Peu importe si souscrire à tout cet imaginaire tordu, c’était inviter la terreur authentique à s’engouffrer à pleines portes, nous avons du mal à différencier fiction et réalité.
La peur, la vraie, la grande, le spectre ancestral de la peste est venu hanter les esprits et le spectacle ne devrait plus divertir personne.
Pourtant, lundi dernier, à Entertainment Tonight, la vedette du jour, entre Tom Cruise ou Madonna, s’appelait Anthrax et elle avait une gueule de bactérie. Pris en otage par leurs formules comiques, les talk-shows américains se sont recyclés dans le dramatique et c’est la peur qui fait désormais recette. Le sérieux de circonstance réinvente une nouvelle forme de stand-up. Après la farce grasse, les mêmes distillent du bon sentiment. Bientôt chez Blockbuster dans la section Histoires vécues: Hécatombe chez les pompiers et L’Évacuation du bureau de poste de Baie-Comeau.
Ça vous écoeure?
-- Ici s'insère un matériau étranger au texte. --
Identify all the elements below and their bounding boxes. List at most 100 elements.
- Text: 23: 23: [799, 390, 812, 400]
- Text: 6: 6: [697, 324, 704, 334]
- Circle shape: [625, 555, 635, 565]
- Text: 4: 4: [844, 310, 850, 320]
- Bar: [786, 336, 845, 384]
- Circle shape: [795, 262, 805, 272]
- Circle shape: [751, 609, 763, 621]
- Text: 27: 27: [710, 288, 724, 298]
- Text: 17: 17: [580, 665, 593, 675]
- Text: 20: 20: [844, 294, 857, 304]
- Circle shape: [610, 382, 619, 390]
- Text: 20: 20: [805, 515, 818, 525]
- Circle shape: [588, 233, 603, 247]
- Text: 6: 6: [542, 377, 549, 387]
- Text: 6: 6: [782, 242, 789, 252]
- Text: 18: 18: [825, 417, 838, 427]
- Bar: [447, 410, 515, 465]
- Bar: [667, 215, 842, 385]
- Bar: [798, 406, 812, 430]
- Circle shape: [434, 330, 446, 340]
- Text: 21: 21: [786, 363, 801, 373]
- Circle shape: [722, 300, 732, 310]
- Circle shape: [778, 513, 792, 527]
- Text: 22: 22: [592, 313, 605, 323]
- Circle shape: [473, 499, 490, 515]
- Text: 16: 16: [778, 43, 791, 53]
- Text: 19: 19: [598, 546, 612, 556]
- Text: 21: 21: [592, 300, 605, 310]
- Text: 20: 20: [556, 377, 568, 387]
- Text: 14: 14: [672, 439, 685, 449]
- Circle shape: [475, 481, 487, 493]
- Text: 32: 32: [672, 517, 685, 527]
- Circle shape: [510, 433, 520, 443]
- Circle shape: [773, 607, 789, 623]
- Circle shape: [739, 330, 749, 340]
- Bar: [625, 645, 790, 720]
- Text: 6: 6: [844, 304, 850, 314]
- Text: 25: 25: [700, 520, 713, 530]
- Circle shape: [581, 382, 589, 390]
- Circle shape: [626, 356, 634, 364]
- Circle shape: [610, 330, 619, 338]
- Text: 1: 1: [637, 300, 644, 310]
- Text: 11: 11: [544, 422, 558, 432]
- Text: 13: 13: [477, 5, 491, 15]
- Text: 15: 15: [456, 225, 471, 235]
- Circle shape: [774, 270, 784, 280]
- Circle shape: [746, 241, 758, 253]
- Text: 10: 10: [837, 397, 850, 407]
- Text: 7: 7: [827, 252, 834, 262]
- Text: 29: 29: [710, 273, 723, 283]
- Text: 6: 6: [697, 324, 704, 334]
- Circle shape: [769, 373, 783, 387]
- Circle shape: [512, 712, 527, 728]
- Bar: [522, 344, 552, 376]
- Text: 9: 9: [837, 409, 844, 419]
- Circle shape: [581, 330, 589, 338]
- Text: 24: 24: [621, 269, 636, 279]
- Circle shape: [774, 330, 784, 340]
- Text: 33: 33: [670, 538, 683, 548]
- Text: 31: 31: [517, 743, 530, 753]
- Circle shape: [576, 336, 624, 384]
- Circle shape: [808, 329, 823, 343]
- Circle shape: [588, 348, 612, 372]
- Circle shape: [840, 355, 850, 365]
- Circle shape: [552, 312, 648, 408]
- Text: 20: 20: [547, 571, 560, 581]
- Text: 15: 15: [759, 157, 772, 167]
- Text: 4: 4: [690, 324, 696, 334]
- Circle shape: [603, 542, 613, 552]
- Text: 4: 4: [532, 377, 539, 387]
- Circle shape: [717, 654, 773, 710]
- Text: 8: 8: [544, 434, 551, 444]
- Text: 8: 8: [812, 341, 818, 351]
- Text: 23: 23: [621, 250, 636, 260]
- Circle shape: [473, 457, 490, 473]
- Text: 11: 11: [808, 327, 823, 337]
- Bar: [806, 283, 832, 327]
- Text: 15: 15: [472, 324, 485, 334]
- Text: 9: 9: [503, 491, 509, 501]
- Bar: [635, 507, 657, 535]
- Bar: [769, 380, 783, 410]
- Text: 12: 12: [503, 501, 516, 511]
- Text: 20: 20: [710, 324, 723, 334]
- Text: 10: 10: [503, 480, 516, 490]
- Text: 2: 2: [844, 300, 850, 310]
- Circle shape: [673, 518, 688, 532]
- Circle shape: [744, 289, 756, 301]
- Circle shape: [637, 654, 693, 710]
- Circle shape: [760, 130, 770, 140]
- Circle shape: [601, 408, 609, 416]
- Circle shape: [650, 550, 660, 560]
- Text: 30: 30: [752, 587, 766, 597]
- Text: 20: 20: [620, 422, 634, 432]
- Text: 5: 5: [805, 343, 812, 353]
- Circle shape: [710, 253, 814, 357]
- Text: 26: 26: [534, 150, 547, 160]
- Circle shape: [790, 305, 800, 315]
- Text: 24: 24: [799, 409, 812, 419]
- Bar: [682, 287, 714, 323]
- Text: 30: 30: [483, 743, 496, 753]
Il faudra bien s’habituer. Malgré les faillites imputées aux événements du 11 septembre, dans le monde des vases communicants, on imagine difficilement le jour où le pouvoir économique va exiger la censure des médias qui font dans le dramatique. D’autant que Monsieur-Madame Tout-le-monde en redemande.
Eh bien, que tout cela serve! On se serait du moins cru en droit d’espérer que cette grande simulation virtuelle intitulée L’Attaque des forces du mal ait préparé les principaux intéressés au pire.
Même pas. Oscillant entre trop et pas assez, l’Amérique dérape et malgré une élégante façade faite de bondieuseries, ses dirigeants indécis gavés d’antibiotiques ne trouvent pas d’autre solution à la crise nationale que de précipiter tout le monde vers l’État policé.
Lorsqu’un psy en grève de l’Université Laval viendra, dans deux semaines, vous expliquer que, si le déguisement le plus populaire pour l’Halloween cette année est de loin le costume Ben Laden, c’est parce que le peuple exorcise ses terreurs comme il peut, ne le croyez surtout pas. C’est bien plus bête et plus sordide. C’est du cynisme et de l’humour noir. Une autre petite démonstration du mal de mort dont nous nous repaissons comme ces divinités mexicaines au visage de squelette que l’on fête à Noël chaque année. Passés les regrets et les doléances, le 11 septembre nous a aussi montré qu’il n’y pas de limite à notre profonde immoralité. Au fond, l’Amérique n’a pas changé.